A co jeśli to wszystko to tylko światło zobaczone w ciemnym tunelu niespełnienia? Błysk gwiazdy na granatowym niebie nieszczęścia? Zatrzymanie wskazówki zegara w dniu ostatecznym? Nagła równość w nierówności nadrówności? Co jeśli z każdym oddechem jest Cię coraz mniej, stajesz się jeszcze mniejszym nieczłowiekiem? Co, co, co....?
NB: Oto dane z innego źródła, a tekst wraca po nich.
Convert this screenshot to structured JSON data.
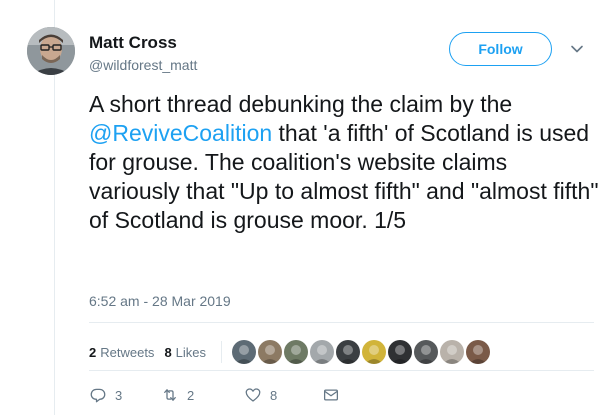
{
  "author": {
    "name": "Matt Cross",
    "handle": "@wildforest_matt"
  },
  "follow_button": "Follow",
  "tweet": {
    "text_before": "A short thread debunking the claim by the ",
    "mention": "@ReviveCoalition",
    "text_after": " that 'a fifth' of Scotland is used for grouse. The coalition's website claims variously that \"Up to almost fifth\" and \"almost fifth\" of Scotland is grouse moor.  1/5"
  },
  "timestamp": "6:52 am - 28 Mar 2019",
  "stats": {
    "retweets_count": "2",
    "retweets_label": "Retweets",
    "likes_count": "8",
    "likes_label": "Likes"
  },
  "likers": [
    {
      "icon": "liker-avatar-1",
      "color": "#5d6b75"
    },
    {
      "icon": "liker-avatar-2",
      "color": "#8c7a63"
    },
    {
      "icon": "liker-avatar-3",
      "color": "#6e7a64"
    },
    {
      "icon": "liker-avatar-4",
      "color": "#a3a8ab"
    },
    {
      "icon": "liker-avatar-5",
      "color": "#3b3f42"
    },
    {
      "icon": "liker-avatar-6",
      "color": "#d1b43a"
    },
    {
      "icon": "liker-avatar-7",
      "color": "#2f3133"
    },
    {
      "icon": "liker-avatar-8",
      "color": "#56595b"
    },
    {
      "icon": "liker-avatar-9",
      "color": "#b9b2aa"
    },
    {
      "icon": "liker-avatar-10",
      "color": "#7a5a48"
    }
  ],
  "actions": {
    "replies": "3",
    "retweets": "2",
    "likes": "8"
  },
  "colors": {
    "accent": "#1da1f2",
    "text": "#14171a",
    "secondary": "#657786",
    "divider": "#e6ecf0"
  }
}
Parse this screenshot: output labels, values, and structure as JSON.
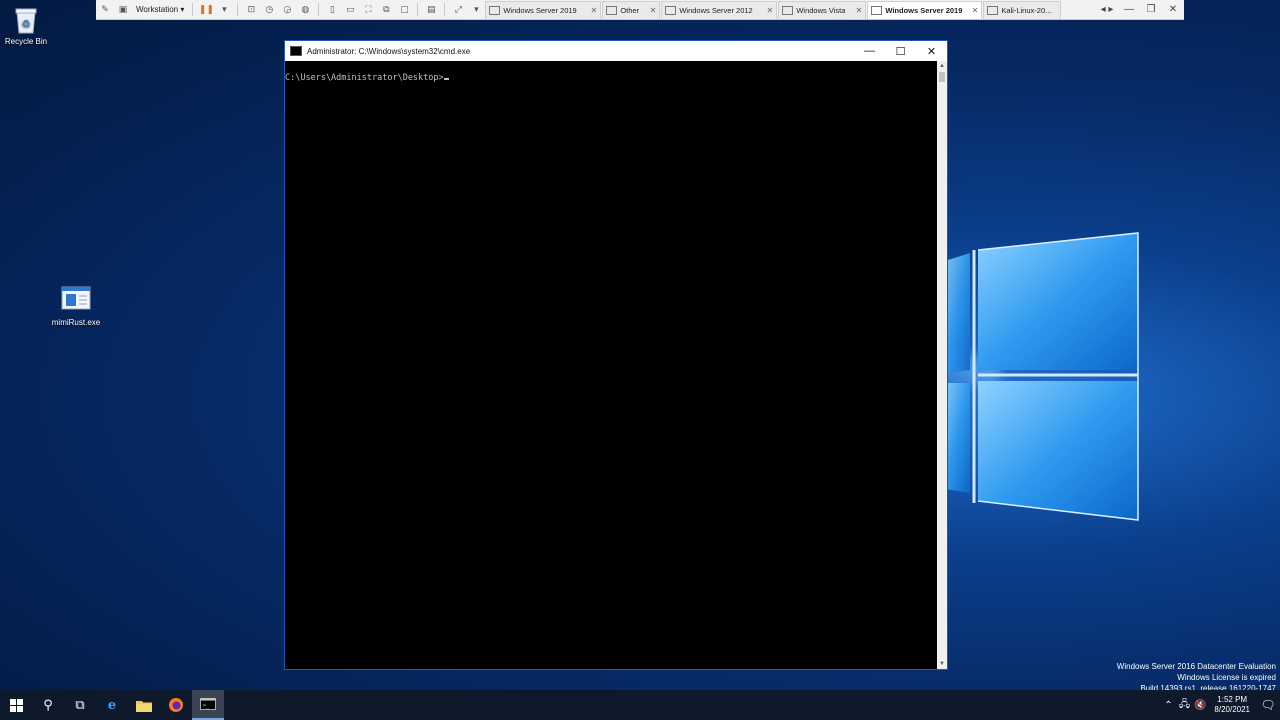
{
  "vmware": {
    "workstation_label": "Workstation",
    "tabs": [
      {
        "label": "Windows Server 2019",
        "active": false
      },
      {
        "label": "Other",
        "active": false
      },
      {
        "label": "Windows Server 2012",
        "active": false
      },
      {
        "label": "Windows Vista",
        "active": false
      },
      {
        "label": "Windows Server 2019",
        "active": true
      },
      {
        "label": "Kali-Linux-20...",
        "active": false
      }
    ]
  },
  "desktop": {
    "recycle_bin": "Recycle Bin",
    "file_icon": "mimiRust.exe"
  },
  "cmd": {
    "title": "Administrator: C:\\Windows\\system32\\cmd.exe",
    "prompt": "C:\\Users\\Administrator\\Desktop>",
    "controls": {
      "minimize": "—",
      "maximize": "☐",
      "close": "✕"
    }
  },
  "watermark": {
    "line1": "Windows Server 2016 Datacenter Evaluation",
    "line2": "Windows License is expired",
    "line3": "Build 14393.rs1_release.161220-1747"
  },
  "taskbar": {
    "time": "1:52 PM",
    "date": "8/20/2021"
  },
  "colors": {
    "accent": "#1e5bb5",
    "console_text": "#c0c0c0",
    "taskbar": "#0e1a2b"
  }
}
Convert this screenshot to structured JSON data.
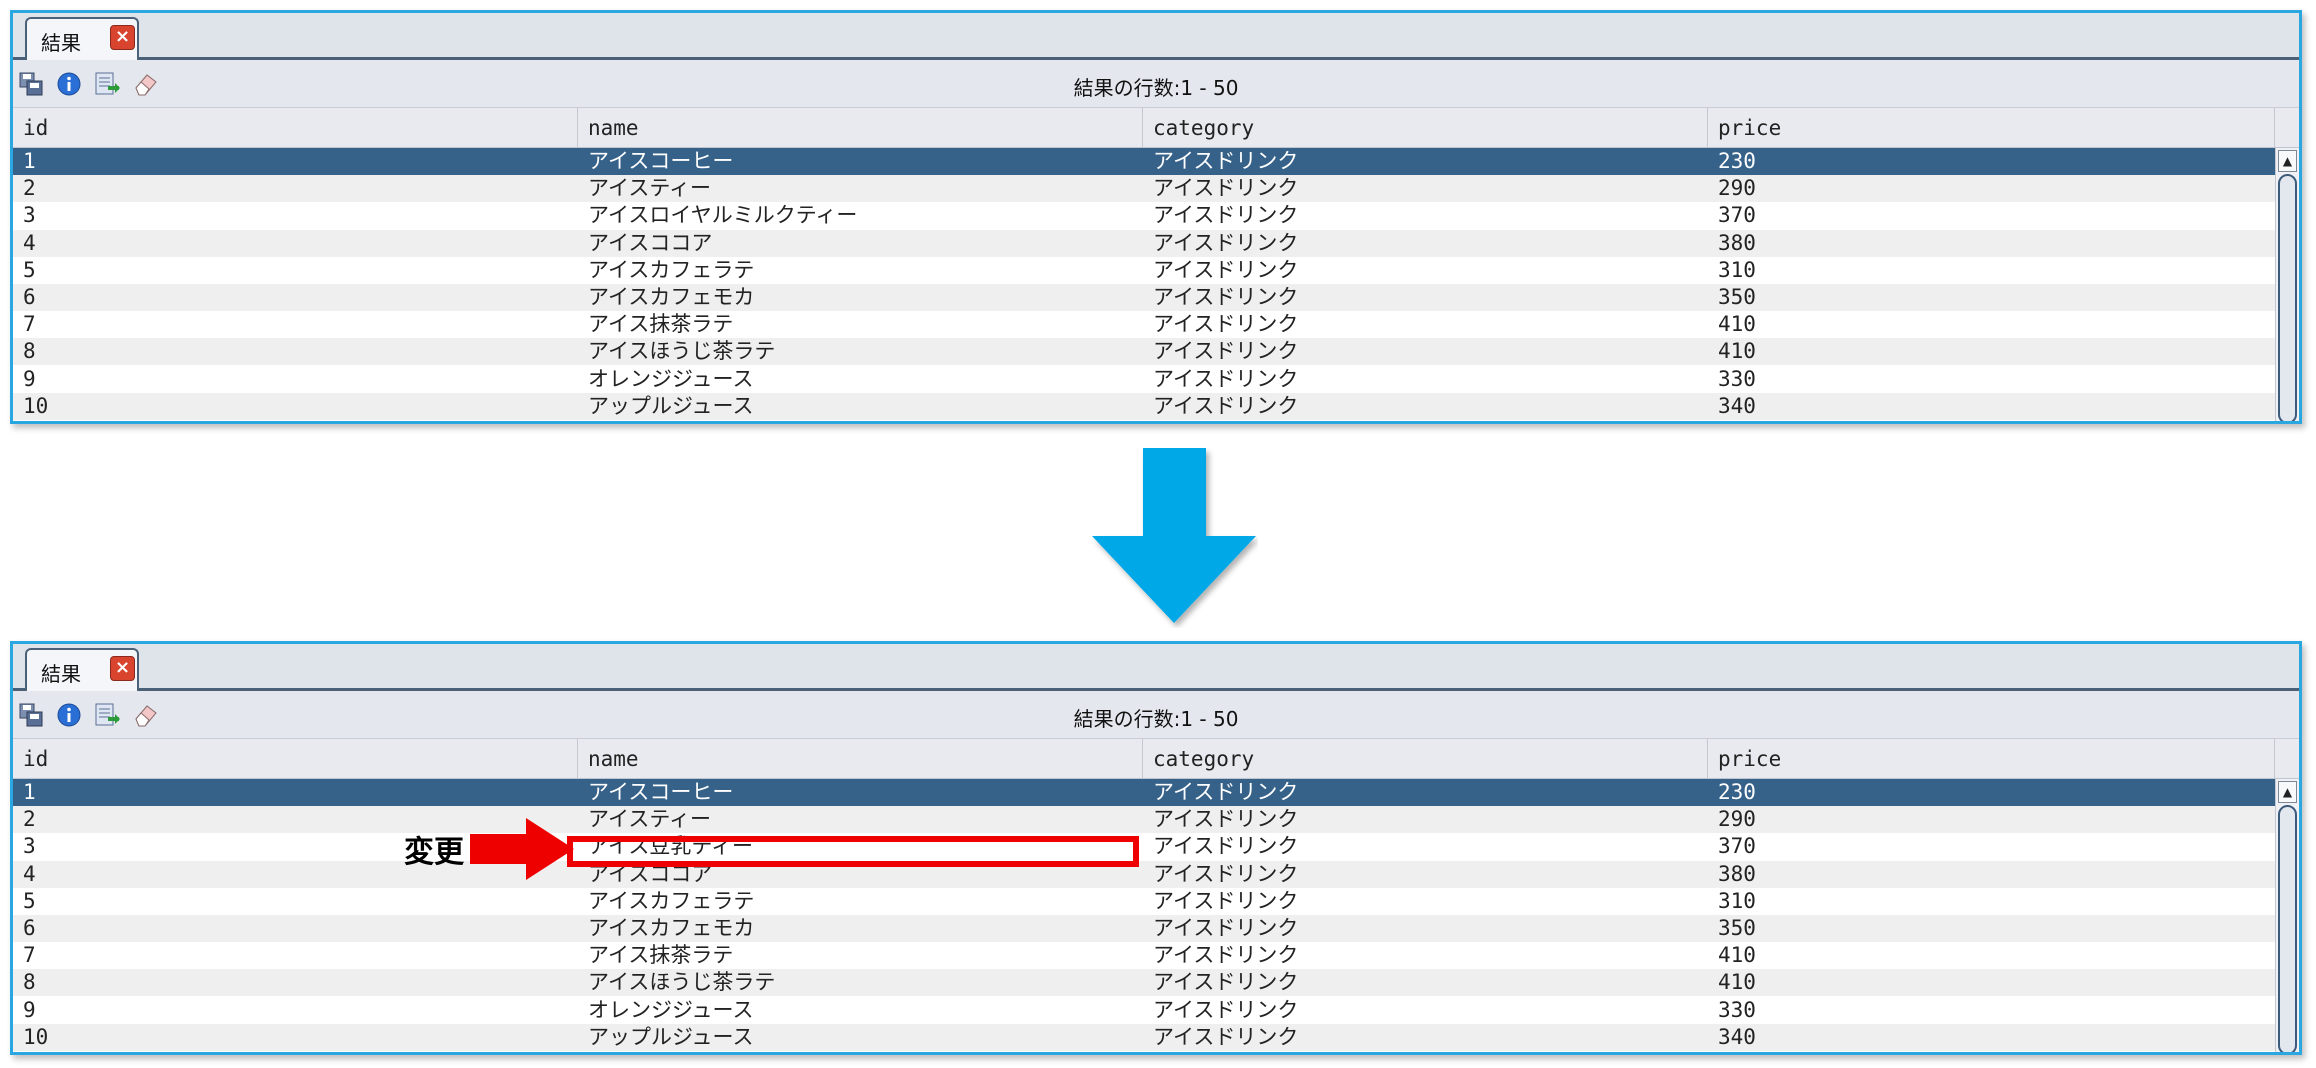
{
  "before": {
    "tab": {
      "label": "結果",
      "close_glyph": "×"
    },
    "toolbar": {
      "result_count": "結果の行数:1 - 50"
    },
    "columns": [
      "id",
      "name",
      "category",
      "price"
    ],
    "rows": [
      [
        "1",
        "アイスコーヒー",
        "アイスドリンク",
        "230"
      ],
      [
        "2",
        "アイスティー",
        "アイスドリンク",
        "290"
      ],
      [
        "3",
        "アイスロイヤルミルクティー",
        "アイスドリンク",
        "370"
      ],
      [
        "4",
        "アイスココア",
        "アイスドリンク",
        "380"
      ],
      [
        "5",
        "アイスカフェラテ",
        "アイスドリンク",
        "310"
      ],
      [
        "6",
        "アイスカフェモカ",
        "アイスドリンク",
        "350"
      ],
      [
        "7",
        "アイス抹茶ラテ",
        "アイスドリンク",
        "410"
      ],
      [
        "8",
        "アイスほうじ茶ラテ",
        "アイスドリンク",
        "410"
      ],
      [
        "9",
        "オレンジジュース",
        "アイスドリンク",
        "330"
      ],
      [
        "10",
        "アップルジュース",
        "アイスドリンク",
        "340"
      ]
    ],
    "selected_row": 0
  },
  "after": {
    "tab": {
      "label": "結果",
      "close_glyph": "×"
    },
    "toolbar": {
      "result_count": "結果の行数:1 - 50"
    },
    "columns": [
      "id",
      "name",
      "category",
      "price"
    ],
    "rows": [
      [
        "1",
        "アイスコーヒー",
        "アイスドリンク",
        "230"
      ],
      [
        "2",
        "アイスティー",
        "アイスドリンク",
        "290"
      ],
      [
        "3",
        "アイス豆乳ティー",
        "アイスドリンク",
        "370"
      ],
      [
        "4",
        "アイスココア",
        "アイスドリンク",
        "380"
      ],
      [
        "5",
        "アイスカフェラテ",
        "アイスドリンク",
        "310"
      ],
      [
        "6",
        "アイスカフェモカ",
        "アイスドリンク",
        "350"
      ],
      [
        "7",
        "アイス抹茶ラテ",
        "アイスドリンク",
        "410"
      ],
      [
        "8",
        "アイスほうじ茶ラテ",
        "アイスドリンク",
        "410"
      ],
      [
        "9",
        "オレンジジュース",
        "アイスドリンク",
        "330"
      ],
      [
        "10",
        "アップルジュース",
        "アイスドリンク",
        "340"
      ]
    ],
    "selected_row": 0
  },
  "annotation": {
    "label": "変更",
    "highlight_row": 2,
    "highlight_column": "name"
  },
  "icons": [
    "save-icon",
    "info-icon",
    "export-icon",
    "eraser-icon"
  ],
  "colors": {
    "panel_border": "#2aa7e0",
    "selected_row": "#36628a",
    "down_arrow": "#00a8e8",
    "annotation": "#ee0000"
  }
}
Żyjąc, żyjesz, nie żyjąc... Milczysz, zamknięty kluczem prawdy. A oni patrzą na Twoją ruinę. Obojętni, spuszczając zimne oczy. Znudzeni kolejnym losem, spadającym z murów złamanych marzeń. A oni obserwują Twoje pękające ciało, uśmiechając się znad chciwych nosów. Stoisz nieprosto, nie lecąc nie do celu. Wbijasz oczy w ziemię nieżywości. Opuszczony od teraz. Bo miałeś ich wszystkich. Szliście złapani za ręce ideałów jako żywe przykłady bez skazy, zakopani w zapomnianych ziemiach wczorajszych kłamstw. Z podniesionymi głowami nad nimi wszystkimi. Opuszczony od dzisiaj. W za ciasnych ścianach żyć zabawiliście się na śmierć. Uwięziliście swoje oddechy w za małych kaftanach niebezpieczeństw. Wrzucili Cię do labiryntu bez drogi powrotu. I dalej, dalej śmiali się z Twojego marnego życia rozrzuconego po podłogach małości. Twoich niechudych rąk, dotykających nieludzkiej twarzy, zbyt krótkich nogach, próbujących postawić krok do tyłu. Opuszczony na zawsze. Z chmury pewności zrzucony na twardość rzeczywistości. Wpadając na szybę niezbawienia, zapomniałeś, że takim małym zostałeś stworzony. A oni pozwolą Ci zginąć. Umrzeć z głodu prawdy. A oni pozwolą. Pozwolą Ci błagać na kolanach o ich monetę nicości. A oni pozwolą. Pozwolą Ci zniszczyć siebie samego.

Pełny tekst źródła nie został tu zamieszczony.